Insofar as your visit, your intended field trip, is concerned, you can't go and visit closed containment facilities because there are none. They don't exist in Canada anyway. Around closed containment, essentially in Canada there are no facilities that you can visit right now that would demonstrate closed containment technology because it doesn't exist.
Essentially from the point of view of management of disease, there's a potential that closed containment technology would control disease better than open net pen cages. At the same time, closed containment is not without its challenges as well. Its energy demands are high; its land use is high. There are animal welfare conditions because fish have to be grown in a much smaller and more contained facility. But to me, at the end of the day, the key thing with respect to British Columbia, at least, is this. The reason aquaculture salmon farming is in British Columbia is proximity to the sea, the ocean, and proximity to markets. Of the salmon grown in British Columbia, 85% is exported to the United States.

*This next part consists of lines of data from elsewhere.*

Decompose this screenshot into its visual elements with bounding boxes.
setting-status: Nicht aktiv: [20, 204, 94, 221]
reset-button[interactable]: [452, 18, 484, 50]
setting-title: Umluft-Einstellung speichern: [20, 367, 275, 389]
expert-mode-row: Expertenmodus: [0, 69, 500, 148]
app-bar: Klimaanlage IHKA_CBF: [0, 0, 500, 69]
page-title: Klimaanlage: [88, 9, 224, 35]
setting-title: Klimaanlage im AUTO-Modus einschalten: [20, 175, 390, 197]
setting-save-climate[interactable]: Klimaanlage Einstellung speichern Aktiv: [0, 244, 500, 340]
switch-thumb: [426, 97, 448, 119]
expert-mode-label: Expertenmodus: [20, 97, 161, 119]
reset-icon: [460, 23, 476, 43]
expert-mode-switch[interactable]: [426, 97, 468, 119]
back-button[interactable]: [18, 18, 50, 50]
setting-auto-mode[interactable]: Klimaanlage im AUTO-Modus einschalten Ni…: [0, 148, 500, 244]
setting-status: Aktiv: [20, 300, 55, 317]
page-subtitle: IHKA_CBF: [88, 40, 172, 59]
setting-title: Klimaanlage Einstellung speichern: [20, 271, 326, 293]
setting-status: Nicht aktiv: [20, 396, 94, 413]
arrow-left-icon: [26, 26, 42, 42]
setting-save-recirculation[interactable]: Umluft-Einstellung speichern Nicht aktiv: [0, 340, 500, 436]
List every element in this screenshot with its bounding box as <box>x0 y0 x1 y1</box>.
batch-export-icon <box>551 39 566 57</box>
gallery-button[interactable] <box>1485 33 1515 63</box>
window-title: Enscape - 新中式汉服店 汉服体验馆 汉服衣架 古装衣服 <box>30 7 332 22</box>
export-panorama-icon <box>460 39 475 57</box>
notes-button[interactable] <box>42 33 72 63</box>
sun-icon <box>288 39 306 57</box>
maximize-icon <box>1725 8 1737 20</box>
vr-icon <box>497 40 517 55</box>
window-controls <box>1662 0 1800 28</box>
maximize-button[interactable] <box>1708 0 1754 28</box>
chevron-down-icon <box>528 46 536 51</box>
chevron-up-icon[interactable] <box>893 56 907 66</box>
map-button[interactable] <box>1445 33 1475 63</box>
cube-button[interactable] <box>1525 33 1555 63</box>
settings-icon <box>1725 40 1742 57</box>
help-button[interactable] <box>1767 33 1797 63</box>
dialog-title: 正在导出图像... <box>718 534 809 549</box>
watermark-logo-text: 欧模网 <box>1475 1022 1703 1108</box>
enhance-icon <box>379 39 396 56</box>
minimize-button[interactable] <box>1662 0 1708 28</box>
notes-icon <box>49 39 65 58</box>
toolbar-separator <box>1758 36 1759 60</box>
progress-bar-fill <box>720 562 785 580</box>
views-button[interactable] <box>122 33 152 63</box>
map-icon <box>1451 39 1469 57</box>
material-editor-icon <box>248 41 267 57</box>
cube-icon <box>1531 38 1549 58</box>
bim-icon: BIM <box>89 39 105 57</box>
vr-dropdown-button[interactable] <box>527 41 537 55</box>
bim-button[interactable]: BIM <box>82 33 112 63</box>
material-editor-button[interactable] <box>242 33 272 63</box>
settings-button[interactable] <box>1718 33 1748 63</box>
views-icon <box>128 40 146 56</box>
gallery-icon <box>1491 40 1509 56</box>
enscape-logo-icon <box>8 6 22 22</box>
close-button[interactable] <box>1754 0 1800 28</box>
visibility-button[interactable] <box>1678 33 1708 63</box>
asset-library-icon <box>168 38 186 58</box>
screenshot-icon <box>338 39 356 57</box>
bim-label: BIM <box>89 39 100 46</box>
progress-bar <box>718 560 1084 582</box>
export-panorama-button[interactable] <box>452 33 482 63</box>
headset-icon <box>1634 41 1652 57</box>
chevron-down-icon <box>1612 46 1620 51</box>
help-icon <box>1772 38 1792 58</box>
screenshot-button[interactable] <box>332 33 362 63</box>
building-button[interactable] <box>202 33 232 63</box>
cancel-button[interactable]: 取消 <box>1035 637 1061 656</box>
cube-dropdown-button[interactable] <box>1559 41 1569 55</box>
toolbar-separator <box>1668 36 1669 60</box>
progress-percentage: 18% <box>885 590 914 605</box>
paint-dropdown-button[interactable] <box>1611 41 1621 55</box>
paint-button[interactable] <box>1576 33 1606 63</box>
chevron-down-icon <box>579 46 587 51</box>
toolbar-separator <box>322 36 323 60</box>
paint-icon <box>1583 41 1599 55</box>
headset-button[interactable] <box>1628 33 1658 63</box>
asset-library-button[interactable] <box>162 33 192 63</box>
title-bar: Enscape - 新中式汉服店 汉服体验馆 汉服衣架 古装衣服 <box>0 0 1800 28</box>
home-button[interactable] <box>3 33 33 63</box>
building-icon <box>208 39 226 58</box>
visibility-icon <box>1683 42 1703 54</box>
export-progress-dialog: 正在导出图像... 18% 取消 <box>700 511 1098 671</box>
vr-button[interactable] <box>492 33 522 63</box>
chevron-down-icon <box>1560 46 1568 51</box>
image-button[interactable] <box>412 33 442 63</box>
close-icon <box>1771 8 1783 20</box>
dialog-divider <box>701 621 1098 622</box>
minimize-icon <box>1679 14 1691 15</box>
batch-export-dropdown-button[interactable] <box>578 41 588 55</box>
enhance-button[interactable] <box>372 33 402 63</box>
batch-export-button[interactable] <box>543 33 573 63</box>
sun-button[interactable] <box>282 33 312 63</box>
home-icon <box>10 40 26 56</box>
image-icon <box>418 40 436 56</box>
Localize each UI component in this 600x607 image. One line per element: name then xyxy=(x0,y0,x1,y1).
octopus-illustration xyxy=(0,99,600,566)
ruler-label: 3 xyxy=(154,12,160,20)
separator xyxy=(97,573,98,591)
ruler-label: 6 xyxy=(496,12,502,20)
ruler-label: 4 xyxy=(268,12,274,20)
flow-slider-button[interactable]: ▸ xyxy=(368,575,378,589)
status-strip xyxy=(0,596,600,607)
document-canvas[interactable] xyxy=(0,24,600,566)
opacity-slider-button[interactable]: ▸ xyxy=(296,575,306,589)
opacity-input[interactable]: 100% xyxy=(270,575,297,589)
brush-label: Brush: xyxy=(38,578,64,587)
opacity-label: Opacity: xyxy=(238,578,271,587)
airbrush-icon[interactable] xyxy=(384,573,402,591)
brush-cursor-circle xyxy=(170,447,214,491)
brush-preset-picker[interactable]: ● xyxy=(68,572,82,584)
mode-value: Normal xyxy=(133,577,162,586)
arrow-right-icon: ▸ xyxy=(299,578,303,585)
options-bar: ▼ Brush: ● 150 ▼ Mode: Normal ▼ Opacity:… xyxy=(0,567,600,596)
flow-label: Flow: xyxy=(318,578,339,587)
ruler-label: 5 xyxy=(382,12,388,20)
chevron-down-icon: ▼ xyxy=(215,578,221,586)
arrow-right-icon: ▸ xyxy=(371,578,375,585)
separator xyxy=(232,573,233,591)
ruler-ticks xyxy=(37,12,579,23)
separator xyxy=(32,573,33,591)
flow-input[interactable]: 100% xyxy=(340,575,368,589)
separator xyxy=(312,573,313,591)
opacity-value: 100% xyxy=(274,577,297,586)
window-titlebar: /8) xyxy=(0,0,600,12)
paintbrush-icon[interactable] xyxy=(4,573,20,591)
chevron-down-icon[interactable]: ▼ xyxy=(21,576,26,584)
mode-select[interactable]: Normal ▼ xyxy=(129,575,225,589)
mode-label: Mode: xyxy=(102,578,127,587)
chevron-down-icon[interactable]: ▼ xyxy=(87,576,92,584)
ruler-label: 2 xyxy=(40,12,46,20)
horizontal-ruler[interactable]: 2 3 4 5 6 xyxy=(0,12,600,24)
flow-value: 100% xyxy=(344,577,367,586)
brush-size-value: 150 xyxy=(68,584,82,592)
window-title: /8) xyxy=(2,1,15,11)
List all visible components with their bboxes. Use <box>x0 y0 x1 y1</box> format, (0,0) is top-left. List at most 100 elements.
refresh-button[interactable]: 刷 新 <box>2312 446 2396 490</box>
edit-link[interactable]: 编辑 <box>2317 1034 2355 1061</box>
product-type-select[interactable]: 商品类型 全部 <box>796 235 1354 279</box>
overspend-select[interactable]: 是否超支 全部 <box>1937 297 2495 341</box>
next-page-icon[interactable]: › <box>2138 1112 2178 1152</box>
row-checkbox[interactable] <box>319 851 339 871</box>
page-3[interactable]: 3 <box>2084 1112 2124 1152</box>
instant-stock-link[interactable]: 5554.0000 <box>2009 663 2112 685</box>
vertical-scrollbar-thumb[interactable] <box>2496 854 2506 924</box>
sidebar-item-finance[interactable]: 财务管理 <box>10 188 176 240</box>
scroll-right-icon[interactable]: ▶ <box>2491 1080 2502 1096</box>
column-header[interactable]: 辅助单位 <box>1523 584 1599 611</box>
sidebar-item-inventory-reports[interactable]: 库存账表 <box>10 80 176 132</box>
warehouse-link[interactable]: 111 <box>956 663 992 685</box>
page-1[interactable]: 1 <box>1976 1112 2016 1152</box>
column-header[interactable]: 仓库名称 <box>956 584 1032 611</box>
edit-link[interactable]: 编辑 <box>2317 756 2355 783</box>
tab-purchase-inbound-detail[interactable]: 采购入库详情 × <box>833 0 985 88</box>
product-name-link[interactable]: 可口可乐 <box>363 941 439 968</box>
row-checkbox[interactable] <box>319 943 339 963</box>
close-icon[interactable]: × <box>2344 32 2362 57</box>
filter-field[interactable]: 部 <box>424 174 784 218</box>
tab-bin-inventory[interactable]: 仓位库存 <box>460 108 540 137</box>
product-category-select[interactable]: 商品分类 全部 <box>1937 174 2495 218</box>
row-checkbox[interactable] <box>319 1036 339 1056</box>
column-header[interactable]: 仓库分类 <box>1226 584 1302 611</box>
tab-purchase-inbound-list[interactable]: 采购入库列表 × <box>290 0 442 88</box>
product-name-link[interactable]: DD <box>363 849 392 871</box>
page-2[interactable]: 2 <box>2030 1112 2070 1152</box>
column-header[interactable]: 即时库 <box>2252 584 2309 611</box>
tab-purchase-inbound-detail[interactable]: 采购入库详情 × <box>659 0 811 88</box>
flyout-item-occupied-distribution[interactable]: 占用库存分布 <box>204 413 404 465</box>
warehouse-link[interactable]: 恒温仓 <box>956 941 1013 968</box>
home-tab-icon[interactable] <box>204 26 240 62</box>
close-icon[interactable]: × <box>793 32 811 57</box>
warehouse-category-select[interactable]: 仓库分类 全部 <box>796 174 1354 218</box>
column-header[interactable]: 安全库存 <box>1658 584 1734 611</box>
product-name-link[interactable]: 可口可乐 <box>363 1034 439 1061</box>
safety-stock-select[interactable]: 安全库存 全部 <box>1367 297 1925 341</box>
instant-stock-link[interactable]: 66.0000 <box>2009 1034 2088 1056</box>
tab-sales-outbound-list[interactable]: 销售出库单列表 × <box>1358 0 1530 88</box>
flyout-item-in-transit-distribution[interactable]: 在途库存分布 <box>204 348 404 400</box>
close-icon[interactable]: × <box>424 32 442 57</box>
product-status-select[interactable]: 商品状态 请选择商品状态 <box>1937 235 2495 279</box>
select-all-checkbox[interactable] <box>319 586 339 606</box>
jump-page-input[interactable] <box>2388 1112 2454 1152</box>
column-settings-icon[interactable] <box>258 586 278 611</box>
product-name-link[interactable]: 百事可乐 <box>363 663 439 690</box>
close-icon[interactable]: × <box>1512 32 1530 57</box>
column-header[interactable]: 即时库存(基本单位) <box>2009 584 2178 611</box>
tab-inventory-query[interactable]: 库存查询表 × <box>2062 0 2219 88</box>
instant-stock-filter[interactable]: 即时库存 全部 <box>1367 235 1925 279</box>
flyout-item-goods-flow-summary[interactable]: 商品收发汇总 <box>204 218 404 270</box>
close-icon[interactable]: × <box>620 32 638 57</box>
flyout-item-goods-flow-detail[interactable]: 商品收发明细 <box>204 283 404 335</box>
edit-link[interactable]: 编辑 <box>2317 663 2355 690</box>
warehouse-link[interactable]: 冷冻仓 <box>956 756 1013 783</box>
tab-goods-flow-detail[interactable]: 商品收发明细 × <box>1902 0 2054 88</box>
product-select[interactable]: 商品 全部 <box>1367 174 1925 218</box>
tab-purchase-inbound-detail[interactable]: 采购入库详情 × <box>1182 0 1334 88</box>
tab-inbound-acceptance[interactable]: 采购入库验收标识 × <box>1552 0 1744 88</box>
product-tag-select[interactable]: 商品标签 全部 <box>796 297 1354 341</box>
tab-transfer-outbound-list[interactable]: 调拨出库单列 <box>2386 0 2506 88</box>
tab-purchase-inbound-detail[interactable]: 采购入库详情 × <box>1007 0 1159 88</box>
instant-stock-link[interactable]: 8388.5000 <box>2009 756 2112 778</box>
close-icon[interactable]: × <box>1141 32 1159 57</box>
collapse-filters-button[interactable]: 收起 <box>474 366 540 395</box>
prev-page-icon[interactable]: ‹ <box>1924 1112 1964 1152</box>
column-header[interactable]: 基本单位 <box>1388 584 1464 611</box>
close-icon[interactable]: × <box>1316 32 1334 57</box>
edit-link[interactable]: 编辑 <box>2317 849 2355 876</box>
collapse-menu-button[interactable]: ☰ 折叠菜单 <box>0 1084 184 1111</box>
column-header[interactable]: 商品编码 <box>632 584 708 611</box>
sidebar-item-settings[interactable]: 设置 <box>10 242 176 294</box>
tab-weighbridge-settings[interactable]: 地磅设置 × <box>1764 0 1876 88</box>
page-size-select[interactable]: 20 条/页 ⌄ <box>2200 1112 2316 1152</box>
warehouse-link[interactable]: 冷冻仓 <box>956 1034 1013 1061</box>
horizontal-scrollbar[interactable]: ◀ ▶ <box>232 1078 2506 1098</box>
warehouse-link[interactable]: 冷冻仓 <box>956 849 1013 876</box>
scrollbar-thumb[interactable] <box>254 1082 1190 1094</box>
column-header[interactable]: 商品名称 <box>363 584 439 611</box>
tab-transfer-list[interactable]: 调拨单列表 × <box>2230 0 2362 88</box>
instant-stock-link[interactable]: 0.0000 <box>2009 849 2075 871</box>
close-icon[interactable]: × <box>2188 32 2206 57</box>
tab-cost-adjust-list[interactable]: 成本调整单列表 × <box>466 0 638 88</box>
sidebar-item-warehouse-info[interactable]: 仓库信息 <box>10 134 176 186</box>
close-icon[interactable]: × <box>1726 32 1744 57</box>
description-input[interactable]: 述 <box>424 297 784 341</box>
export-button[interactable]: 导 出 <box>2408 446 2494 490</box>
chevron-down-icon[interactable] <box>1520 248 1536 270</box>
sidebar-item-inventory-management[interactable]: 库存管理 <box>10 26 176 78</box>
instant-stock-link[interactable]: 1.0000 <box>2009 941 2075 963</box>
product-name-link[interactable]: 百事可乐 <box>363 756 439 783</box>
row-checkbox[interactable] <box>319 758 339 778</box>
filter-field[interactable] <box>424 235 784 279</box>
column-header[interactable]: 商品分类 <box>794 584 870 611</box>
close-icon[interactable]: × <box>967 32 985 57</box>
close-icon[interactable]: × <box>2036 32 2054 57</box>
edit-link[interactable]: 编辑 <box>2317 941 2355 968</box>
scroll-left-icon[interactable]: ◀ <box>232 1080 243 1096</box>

If the system were to go completely to closed containment, there's no need to be in British Columbia anymore. You don't need the ocean to produce. Why would you be in B.C.? You would go to where the markets are and grow fish there.
So if you could grow fish at a rate that is more economical and you could do it in closed containment and make money and so on, the industry would leave British Columbia and they would locate in Idaho or Montana or somewhere where land is cheap. You can build these giant tank farms. You're closer to markets and away you go.
So if we do move to closed containment, the rationale for it continuing to exist in B.C. would be difficult to find.